Imagine getting paid for 40 hours, but only working 30.  This is the plan for city workers in small Swedish village.

“You just can't get the same amount of work done, there's just no way,” one Houstonian told KTRH News.

“I would actually prefer a longer workday with less days in the week,” a woman told us.  She added however, “My day actually doesn't end after eight hours, I go home and I'm still answering emails and going online.”

Another man in the Galleria area said he would prefer a six hour shift – or even less if possible.

“If I could work entirely from home and still get paid, I am 100-percent certain I could get my work done,” he said.
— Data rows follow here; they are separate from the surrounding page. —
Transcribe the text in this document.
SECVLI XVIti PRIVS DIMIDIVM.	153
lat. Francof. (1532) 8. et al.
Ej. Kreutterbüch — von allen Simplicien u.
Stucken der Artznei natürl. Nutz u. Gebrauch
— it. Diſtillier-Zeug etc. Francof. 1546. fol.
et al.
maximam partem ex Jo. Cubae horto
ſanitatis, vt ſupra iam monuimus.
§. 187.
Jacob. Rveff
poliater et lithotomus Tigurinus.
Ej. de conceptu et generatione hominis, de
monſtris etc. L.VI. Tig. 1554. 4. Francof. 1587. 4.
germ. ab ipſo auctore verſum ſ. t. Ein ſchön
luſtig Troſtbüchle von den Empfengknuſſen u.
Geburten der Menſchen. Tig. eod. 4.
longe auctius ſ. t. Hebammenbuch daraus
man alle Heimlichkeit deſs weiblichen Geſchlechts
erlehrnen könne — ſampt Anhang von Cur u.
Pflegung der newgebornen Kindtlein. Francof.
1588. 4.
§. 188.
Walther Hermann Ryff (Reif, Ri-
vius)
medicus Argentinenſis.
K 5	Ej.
Workforce motivator Garrison Wynn says this idea of a shorter workday is nothing new, but probably not likely.

“In the 1840s or something, you had a 10-12 hour workday, it was also common to work on Saturdays,” says Wynn.  “So, we've been whittling away at the work week for a long, long time.”

Labor expert John Challenger says the likelihood of a six-hour workday -- or even four-day work week -- here in the U.S. is slim to none.

“In our 24/7 environment where we have our cell phones and our laptops with us all of the time, means that even if we were to at a particular place for six hours, we'd be working from home anyway,” he says.

Challenger says the idea simply doesn't translate to all jobs -- especially on an assembly line or manufacturing where you're paid for the part or when the job is done.